ACM: 二分法 数论题 poj 1905

                                                             Expanding Rods

Description

When a thin rod of length L is heated n degrees, it expands to a new length L'=(1+n*C)*L, where C is the coefficient of heat expansion.
When a thin rod is mounted on two solid walls and then heated, it expands and takes the shape of a circular segment, the original rod being the chord of the segment.

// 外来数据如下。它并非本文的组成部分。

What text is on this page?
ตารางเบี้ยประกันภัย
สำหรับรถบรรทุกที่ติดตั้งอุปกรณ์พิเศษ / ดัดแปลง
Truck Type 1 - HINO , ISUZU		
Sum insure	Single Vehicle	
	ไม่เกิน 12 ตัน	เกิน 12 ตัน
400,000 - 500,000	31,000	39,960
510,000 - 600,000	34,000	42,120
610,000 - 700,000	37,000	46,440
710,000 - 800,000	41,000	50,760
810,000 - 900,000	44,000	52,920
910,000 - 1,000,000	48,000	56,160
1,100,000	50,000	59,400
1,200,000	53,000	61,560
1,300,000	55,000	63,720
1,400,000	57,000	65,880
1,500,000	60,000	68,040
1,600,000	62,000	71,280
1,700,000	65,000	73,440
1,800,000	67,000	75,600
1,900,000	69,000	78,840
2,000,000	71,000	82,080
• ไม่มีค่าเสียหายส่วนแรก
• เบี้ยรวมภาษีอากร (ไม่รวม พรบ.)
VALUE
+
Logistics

Your task is to compute the distance by which the center of the rod is displaced.

Input

The input contains multiple lines. Each line of input contains three non-negative numbers: the initial lenth of the rod in millimeters, the temperature change in degrees and the coefficient of heat expansion of the material. Input data guarantee that no rod expands by more than one half of its original length. The last line of input contains three negative numbers and it should not be processed.

Output

For each line of input, output one line with the displacement of the center of the rod in millimeters with 3 digits of precision.

Sample Input

1000 100 0.0001
15000 10 0.00006
10 0 0.001
-1 -1 -1

Sample Output

61.329
225.020
0.000

题意: 一个棍子热胀冷缩, 求热涨之后棍子升高的距离.

 

解题思路:

       设升高的距离为: mid. 原来棍子长度length

          1. 范围题,用二分逼近吧.

          2. 要求出圆的半径为: (mid*mid + length*length/4) / (2*mid)

          3. 逼近法:

                    当 r * asin( length/ (2*r) ) < (length*(1+n*c)) / 2

                            mid = left

                    否则

                            mid = right

 

代码:

#include <cstdio>
#include <iostream>
#include <cstring>
#include <cmath>
using namespace std;
const double eps = 1e-5;

double length, c, n;

int main()
{
 double left, right, mid;
 double r;
 double length2;
// freopen("input.txt","r",stdin);
 while(scanf("%lf %lf %lf",&length,&n,&c) != EOF)
 {
  if(length == -1 && n == -1 && c == -1)
   break;

  left = 0;
  right = length/2;
  length2 = (1.0+n*c)*length;
  while(right - left > eps)
  {
   mid = (left+right) / 2;
   r = (mid*mid + length*length/4) / (mid*2);
   if(r * asin( length/ (2*r) ) < length2 / 2 )
    left = mid;
   else
    right = mid;
  }
  printf("%.3lf\n",mid);
 }
 return 0;
}